Do you try to convey any particular messages through your Art?
You know, I often hear from people that Vietnam is a poor and dirty country that is not worth visiting, and it’s better to visit Dubai, for example. However, I believe that this country is amazing with so much diversity from city to city, The scenery is so beautiful, there’s fantastic architecture, the climate can change dramatically just a few hours down the road. And then there’s the people! What beautiful young faces the Vietnamese people have, with amazing, expressive eyes. The kids are full of joy, and they don’t even have to smile – their eyes smile for them! This is how I see Vietnam, and I want others to see it this way too. It is a beautiful country with an incredibly beautiful, persistent and purposeful people.
Are there any special activities during your Exhibition?
The exhibition will have snacks from LivinCollective and wine from our partner, Celliers D’Asie. I will also be hosting some painting tutorials so you can try yourself to paint something with me.
Do you have any special plans for your career in the future?
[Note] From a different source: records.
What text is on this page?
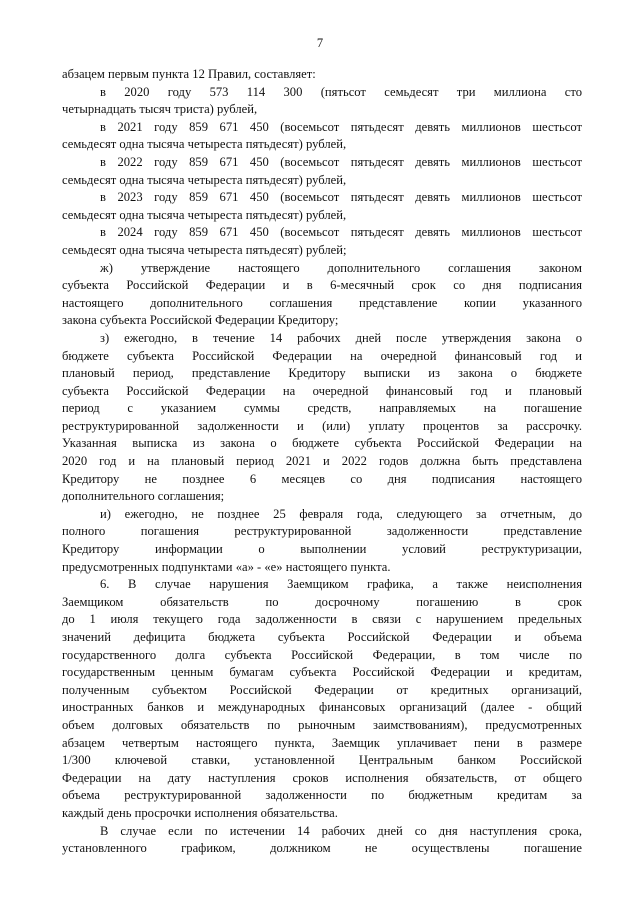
7
абзацем первым пункта 12 Правил, составляет:
в 2020 году 573 114 300 (пятьсот семьдесят три миллиона сто
четырнадцать тысяч триста) рублей,
в 2021 году 859 671 450 (восемьсот пятьдесят девять миллионов шестьсот
семьдесят одна тысяча четыреста пятьдесят) рублей,
в 2022 году 859 671 450 (восемьсот пятьдесят девять миллионов шестьсот
семьдесят одна тысяча четыреста пятьдесят) рублей,
в 2023 году 859 671 450 (восемьсот пятьдесят девять миллионов шестьсот
семьдесят одна тысяча четыреста пятьдесят) рублей,
в 2024 году 859 671 450 (восемьсот пятьдесят девять миллионов шестьсот
семьдесят одна тысяча четыреста пятьдесят) рублей;
ж) утверждение настоящего дополнительного соглашения законом
субъекта Российской Федерации и в 6-месячный срок со дня подписания
настоящего дополнительного соглашения представление копии указанного
закона субъекта Российской Федерации Кредитору;
з) ежегодно, в течение 14 рабочих дней после утверждения закона о
бюджете субъекта Российской Федерации на очередной финансовый год и
плановый период, представление Кредитору выписки из закона о бюджете
субъекта Российской Федерации на очередной финансовый год и плановый
период с указанием суммы средств, направляемых на погашение
реструктурированной задолженности и (или) уплату процентов за рассрочку.
Указанная выписка из закона о бюджете субъекта Российской Федерации на
2020 год и на плановый период 2021 и 2022 годов должна быть представлена
Кредитору не позднее 6 месяцев со дня подписания настоящего
дополнительного соглашения;
и) ежегодно, не позднее 25 февраля года, следующего за отчетным, до
полного погашения реструктурированной задолженности представление
Кредитору информации о выполнении условий реструктуризации,
предусмотренных подпунктами «а» - «е» настоящего пункта.
6. В случае нарушения Заемщиком графика, а также неисполнения
Заемщиком обязательств по досрочному погашению в срок
до 1 июля текущего года задолженности в связи с нарушением предельных
значений дефицита бюджета субъекта Российской Федерации и объема
государственного долга субъекта Российской Федерации, в том числе по
государственным ценным бумагам субъекта Российской Федерации и кредитам,
полученным субъектом Российской Федерации от кредитных организаций,
иностранных банков и международных финансовых организаций (далее - общий
объем долговых обязательств по рыночным заимствованиям), предусмотренных
абзацем четвертым настоящего пункта, Заемщик уплачивает пени в размере
1/300 ключевой ставки, установленной Центральным банком Российской
Федерации на дату наступления сроков исполнения обязательств, от общего
объема реструктурированной задолженности по бюджетным кредитам за
каждый день просрочки исполнения обязательства.
В случае если по истечении 14 рабочих дней со дня наступления срока,
установленного графиком, должником не осуществлены погашение
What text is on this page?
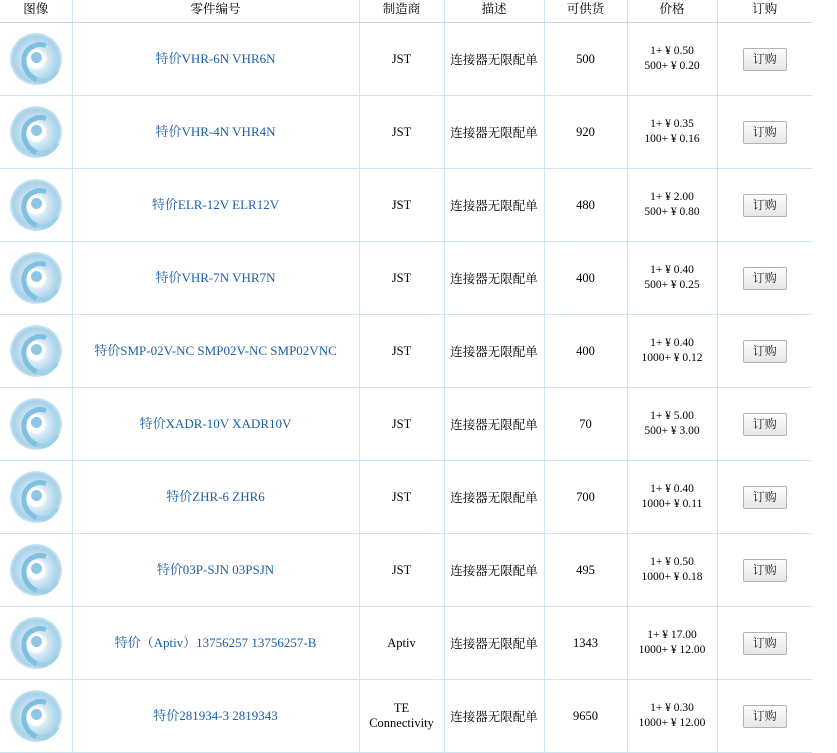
图像	零件编号	制造商	描述	可供货	价格	订购

	特价VHR-6N VHR6N	JST	连接器无限配单	500	1+ ¥ 0.50
500+ ¥ 0.20	订购

	特价VHR-4N VHR4N	JST	连接器无限配单	920	1+ ¥ 0.35
100+ ¥ 0.16	订购

	特价ELR-12V ELR12V	JST	连接器无限配单	480	1+ ¥ 2.00
500+ ¥ 0.80	订购

	特价VHR-7N VHR7N	JST	连接器无限配单	400	1+ ¥ 0.40
500+ ¥ 0.25	订购

	特价SMP-02V-NC SMP02V-NC SMP02VNC	JST	连接器无限配单	400	1+ ¥ 0.40
1000+ ¥ 0.12	订购

	特价XADR-10V XADR10V	JST	连接器无限配单	70	1+ ¥ 5.00
500+ ¥ 3.00	订购

	特价ZHR-6 ZHR6	JST	连接器无限配单	700	1+ ¥ 0.40
1000+ ¥ 0.11	订购

	特价03P-SJN 03PSJN	JST	连接器无限配单	495	1+ ¥ 0.50
1000+ ¥ 0.18	订购

	特价（Aptiv）13756257 13756257-B	Aptiv	连接器无限配单	1343	1+ ¥ 17.00
1000+ ¥ 12.00	订购

	特价281934-3 2819343	TE Connectivity	连接器无限配单	9650	1+ ¥ 0.30
1000+ ¥ 12.00	订购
Sure. I am planning open a watercolor painting school (The 1st lesson is tomorrow (June 1st) at LivinCollective), where I will be doing adult classes in oil and acrylic painting.
I also plan to teach children, perhaps at a school, or in private lessons if people want it for their children. Mainly, I want to keep developing as an artist, create lots of new paintings, and develop my skills further. I will soon return to Moscow to complete further studies and Master Classes in painting. My ultimate goal is to own my own gallery and art school!